General consideration

tert-Butyl(2-aminoethyl) carbamate,⁵⁶ ortho-(Ph₂(CH₂CH₂COOH)P)C₆H₄(BF₃),²⁵ and [ortho-(iPr₂PH)C₆H₄(Bpin)][BF₄]⁴⁶ were synthesized according to published procedures. Indomethacin was purchased from Enzo life sciences; 1,2-diaminoethane was purchased from Mallinckrodt; hydroxylbenzotriazole (HOBT) was purchased from Advanced ChemTech; tert-butylcarbamate, 1-ethyl-3-(3-dimethylamino-propyl)carbodiimide (EDCI), N,N-diisopropylethylamine, and trifluoroacetic acid were purchased from Alfar Aesar.
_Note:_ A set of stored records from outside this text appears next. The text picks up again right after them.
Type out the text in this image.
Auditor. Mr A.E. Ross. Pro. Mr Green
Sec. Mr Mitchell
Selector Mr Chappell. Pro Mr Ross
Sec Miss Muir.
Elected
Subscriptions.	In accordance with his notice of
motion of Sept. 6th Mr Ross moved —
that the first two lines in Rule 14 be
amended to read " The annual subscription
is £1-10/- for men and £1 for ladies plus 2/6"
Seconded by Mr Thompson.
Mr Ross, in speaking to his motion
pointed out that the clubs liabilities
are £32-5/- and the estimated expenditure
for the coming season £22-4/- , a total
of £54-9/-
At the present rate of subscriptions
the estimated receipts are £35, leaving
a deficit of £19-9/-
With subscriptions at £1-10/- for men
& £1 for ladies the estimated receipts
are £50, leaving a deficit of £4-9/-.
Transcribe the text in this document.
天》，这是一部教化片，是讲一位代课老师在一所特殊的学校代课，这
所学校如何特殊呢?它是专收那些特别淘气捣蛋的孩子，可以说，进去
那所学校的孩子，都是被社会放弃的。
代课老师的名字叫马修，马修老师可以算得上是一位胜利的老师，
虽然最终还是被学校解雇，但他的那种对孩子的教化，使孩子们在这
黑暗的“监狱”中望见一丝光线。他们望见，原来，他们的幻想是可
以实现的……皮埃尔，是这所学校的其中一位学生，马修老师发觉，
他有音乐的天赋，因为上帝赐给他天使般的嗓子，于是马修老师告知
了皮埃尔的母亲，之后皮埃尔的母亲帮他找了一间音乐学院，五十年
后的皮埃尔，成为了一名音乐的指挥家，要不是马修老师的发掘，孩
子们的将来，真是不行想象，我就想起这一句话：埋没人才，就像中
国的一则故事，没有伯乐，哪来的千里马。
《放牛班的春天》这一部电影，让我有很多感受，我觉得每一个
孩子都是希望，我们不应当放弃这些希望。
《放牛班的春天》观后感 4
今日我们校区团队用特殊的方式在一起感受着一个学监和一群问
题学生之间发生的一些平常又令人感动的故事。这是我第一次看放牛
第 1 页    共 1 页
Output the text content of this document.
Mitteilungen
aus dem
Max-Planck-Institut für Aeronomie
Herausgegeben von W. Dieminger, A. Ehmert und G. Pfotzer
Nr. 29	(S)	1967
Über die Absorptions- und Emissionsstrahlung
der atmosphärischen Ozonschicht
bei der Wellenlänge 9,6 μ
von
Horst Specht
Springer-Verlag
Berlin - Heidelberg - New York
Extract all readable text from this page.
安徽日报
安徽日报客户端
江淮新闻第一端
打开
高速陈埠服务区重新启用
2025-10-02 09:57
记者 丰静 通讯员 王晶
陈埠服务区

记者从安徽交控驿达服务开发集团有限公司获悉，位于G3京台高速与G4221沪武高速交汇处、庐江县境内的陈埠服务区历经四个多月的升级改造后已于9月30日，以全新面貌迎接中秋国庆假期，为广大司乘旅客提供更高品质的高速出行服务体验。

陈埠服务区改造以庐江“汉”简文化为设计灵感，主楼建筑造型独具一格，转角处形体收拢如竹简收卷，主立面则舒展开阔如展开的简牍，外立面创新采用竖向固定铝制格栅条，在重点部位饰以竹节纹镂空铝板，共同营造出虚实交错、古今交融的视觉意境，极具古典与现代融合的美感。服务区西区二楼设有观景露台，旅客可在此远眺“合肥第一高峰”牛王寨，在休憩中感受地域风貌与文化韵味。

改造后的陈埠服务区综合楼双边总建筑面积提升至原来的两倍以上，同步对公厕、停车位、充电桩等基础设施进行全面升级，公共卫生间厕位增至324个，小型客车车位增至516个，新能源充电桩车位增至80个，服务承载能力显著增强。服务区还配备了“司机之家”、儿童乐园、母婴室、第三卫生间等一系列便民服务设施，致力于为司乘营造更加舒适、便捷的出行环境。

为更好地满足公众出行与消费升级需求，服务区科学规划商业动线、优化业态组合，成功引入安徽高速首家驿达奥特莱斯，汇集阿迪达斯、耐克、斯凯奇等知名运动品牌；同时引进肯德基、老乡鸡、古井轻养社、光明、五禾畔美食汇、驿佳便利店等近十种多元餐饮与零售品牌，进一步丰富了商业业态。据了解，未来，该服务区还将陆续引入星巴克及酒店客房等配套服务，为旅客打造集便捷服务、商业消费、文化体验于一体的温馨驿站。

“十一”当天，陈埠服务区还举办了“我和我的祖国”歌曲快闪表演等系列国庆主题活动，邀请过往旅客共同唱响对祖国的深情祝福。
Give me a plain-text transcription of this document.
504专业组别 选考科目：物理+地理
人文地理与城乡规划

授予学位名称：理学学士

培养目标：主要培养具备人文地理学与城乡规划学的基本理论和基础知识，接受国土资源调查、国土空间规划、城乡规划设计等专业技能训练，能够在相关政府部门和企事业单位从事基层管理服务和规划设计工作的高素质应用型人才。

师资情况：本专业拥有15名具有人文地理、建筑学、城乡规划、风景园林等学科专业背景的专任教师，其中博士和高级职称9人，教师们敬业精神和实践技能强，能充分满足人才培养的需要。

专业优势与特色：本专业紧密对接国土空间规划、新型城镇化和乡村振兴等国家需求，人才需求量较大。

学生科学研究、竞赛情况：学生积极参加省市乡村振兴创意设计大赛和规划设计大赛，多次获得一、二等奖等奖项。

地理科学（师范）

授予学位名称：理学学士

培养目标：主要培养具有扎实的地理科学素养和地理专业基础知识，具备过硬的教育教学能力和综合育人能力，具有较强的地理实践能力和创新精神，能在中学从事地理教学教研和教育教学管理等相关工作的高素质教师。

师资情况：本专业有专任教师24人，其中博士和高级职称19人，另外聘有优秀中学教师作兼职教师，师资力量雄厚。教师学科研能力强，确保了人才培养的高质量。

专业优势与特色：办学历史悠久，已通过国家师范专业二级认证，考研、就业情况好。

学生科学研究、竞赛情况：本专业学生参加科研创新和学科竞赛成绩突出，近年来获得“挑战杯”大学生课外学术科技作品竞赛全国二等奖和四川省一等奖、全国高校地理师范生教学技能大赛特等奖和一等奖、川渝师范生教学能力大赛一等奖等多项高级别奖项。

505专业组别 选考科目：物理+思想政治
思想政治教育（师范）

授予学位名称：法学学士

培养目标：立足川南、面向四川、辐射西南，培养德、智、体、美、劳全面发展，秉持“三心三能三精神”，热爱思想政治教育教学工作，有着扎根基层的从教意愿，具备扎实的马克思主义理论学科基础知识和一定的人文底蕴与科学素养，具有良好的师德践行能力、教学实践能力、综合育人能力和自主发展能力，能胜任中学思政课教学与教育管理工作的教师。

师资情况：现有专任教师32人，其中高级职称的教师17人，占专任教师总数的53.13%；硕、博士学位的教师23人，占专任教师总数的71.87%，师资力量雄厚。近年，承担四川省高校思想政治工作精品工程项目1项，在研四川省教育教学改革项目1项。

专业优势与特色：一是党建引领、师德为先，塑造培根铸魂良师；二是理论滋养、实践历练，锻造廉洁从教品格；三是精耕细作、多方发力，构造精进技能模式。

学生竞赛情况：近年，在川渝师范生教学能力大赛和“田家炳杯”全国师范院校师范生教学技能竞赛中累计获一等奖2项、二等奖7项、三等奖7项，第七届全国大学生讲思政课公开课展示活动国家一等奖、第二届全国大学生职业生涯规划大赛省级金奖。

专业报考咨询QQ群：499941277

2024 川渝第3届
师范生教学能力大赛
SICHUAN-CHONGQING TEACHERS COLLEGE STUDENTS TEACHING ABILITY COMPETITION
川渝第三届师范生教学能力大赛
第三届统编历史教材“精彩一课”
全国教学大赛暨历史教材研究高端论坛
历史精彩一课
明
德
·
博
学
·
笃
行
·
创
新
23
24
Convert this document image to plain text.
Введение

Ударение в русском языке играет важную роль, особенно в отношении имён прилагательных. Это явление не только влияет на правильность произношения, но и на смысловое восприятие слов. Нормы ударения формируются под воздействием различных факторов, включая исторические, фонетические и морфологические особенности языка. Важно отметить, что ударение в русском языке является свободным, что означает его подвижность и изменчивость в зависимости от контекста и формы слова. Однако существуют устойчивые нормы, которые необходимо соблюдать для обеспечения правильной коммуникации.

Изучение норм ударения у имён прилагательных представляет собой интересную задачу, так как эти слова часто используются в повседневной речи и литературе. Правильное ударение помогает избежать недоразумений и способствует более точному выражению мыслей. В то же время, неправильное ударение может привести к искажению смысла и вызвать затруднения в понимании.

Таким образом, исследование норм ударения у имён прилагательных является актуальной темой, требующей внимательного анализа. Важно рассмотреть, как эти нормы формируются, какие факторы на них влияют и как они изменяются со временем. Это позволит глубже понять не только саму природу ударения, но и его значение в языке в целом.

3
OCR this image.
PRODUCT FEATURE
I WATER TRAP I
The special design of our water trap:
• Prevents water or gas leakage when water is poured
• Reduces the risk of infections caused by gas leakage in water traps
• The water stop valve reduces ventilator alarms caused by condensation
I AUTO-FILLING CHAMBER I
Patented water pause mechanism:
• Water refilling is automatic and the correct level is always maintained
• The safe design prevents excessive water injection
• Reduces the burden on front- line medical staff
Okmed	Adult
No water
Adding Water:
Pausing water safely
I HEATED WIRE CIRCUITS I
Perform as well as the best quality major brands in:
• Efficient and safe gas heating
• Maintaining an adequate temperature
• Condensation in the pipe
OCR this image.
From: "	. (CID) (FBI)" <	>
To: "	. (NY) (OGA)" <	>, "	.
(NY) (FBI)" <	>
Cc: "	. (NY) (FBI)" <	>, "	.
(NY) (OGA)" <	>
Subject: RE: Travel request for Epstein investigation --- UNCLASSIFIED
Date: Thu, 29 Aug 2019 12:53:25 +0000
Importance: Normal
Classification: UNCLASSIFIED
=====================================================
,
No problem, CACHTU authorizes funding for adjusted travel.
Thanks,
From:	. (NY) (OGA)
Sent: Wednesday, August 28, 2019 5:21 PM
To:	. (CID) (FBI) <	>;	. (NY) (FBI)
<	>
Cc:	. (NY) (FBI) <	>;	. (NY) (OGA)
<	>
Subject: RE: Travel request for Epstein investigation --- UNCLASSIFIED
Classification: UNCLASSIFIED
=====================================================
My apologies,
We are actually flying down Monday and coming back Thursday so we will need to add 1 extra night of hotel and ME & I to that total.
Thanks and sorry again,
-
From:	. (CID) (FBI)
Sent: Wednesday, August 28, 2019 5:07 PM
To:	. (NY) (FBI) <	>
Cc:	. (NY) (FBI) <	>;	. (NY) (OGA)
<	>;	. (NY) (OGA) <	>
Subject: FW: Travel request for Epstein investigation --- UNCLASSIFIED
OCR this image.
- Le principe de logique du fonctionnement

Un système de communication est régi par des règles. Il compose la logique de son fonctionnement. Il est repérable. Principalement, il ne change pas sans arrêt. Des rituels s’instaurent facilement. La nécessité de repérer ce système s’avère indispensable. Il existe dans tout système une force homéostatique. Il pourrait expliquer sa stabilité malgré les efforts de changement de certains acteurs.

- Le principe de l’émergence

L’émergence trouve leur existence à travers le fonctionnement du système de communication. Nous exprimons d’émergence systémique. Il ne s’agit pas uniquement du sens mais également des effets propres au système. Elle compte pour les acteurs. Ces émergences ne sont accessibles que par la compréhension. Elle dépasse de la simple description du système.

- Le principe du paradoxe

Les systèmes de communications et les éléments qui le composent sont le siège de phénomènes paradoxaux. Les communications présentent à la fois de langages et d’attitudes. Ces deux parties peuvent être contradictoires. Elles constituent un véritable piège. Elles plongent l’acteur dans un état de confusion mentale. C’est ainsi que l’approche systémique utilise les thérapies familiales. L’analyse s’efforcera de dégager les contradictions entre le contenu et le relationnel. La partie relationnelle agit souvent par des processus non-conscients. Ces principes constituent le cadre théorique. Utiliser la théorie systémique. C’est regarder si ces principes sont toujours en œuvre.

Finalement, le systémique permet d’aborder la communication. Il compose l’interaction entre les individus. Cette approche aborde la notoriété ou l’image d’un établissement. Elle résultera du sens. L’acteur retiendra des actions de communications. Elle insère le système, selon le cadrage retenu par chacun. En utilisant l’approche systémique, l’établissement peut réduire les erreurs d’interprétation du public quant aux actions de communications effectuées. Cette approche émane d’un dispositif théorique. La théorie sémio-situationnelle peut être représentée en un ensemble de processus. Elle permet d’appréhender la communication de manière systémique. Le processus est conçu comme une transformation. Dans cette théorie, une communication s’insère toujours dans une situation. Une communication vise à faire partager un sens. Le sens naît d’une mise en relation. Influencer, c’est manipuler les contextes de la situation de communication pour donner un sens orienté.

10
All chemicals were used without further purification. CH₂Cl₂ was dried by passing through an alumina column. Electrospray mass spectra were acquired from a MDS Sciex API QStar Pulsar. NMR spectra were recorded on a Varian Unity Inova 400 NMR and an Inova 500B spectrometer at ambient temperature. Chemical shifts are given in ppm, and are referenced to residual ¹H and ¹³C solvent signals as well as external H₃PO₄ (³¹P NMR) and BF₃–Et₂O (¹¹B NMR and ¹⁹F NMR).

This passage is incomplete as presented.